You can imagine the process as a fill-in-the-blank adventure. Without a human driving the natural language influences, the final outcome is slop as the hivemind fills in the blanks with boring predictable directions. I don’t believe in full automation (like a one-click movie) as a result of this. I think a lot of the anger directed towards generative media is because of this reductionist one-click view. For example, a common argument against AI music is that the resulting audio has “no soul” because AI-generated lyrics are trite. But you don’t really hear arguments that AI music is bad because it can help put a melody and beat to words.
☼
I once went to an author’s talk where someone asked her how she uses AI in her writing process. She said that whenever she writes something, she generates a first draft with AI, and then makes sure that whatever she writes does not sound like that.
The next time you consider turning to a LLM, think: which idea space do I want to draw from? Do I want to draw from the hivemind, which could be useful for a task with a verifiable answer like coding or math, or do I want to draw from my lived experience, which would steer my creation in a genuinely interesting way? While it’s tempting to take the easy way out with one-click first drafts, the latter builds your confidence as a creative in the long-run. Otherwise we’ll all end up writing stories about Maya Chen.
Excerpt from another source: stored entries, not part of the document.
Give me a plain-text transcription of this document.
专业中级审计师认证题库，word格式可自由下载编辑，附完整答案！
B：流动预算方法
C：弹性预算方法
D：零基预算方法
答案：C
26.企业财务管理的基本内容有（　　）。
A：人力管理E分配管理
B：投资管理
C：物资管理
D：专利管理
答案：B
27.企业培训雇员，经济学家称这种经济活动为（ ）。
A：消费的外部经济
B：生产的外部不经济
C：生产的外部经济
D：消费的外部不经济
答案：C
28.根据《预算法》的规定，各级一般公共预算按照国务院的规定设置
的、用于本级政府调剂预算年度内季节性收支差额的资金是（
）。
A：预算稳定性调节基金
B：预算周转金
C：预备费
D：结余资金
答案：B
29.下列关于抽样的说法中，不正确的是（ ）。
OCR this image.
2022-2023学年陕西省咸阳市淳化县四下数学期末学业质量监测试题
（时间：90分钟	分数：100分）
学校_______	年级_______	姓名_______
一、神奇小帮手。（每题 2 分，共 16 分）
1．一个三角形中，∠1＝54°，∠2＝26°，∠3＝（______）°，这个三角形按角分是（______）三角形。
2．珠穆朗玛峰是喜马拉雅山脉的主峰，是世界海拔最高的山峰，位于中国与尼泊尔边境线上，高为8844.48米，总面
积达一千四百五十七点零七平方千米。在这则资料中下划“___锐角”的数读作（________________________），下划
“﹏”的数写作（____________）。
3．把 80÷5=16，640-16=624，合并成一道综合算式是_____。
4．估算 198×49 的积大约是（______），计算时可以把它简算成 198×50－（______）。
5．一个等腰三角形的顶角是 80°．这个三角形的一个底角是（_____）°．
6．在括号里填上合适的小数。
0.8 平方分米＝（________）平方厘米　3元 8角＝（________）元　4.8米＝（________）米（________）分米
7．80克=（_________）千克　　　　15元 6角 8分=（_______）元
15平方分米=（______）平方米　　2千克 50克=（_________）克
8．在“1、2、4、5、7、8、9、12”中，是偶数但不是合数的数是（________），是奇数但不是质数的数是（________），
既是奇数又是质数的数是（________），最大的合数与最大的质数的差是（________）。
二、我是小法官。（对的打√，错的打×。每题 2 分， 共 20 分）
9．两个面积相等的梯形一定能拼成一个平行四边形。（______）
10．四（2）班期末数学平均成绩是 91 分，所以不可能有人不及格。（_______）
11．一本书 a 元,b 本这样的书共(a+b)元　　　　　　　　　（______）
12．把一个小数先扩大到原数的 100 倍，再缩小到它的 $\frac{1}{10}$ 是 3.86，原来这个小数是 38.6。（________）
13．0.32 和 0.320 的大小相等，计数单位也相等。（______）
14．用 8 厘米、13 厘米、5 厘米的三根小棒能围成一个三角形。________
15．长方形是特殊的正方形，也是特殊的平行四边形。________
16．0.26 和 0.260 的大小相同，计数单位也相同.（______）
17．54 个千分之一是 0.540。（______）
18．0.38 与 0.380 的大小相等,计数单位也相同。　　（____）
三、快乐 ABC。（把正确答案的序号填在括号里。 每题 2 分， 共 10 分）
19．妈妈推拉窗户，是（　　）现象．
Nice perspective. I think a lot of power users of these LLMs have figured out how to start from a close approximation of their own distribution via prompting + context engineering and going from there. Ah! first I have heard of the term "inter-model homogeneity", but makes sense, you can see the same with diffusion models of the same size/generation, you get close to similar outputs for the same text prompts across models.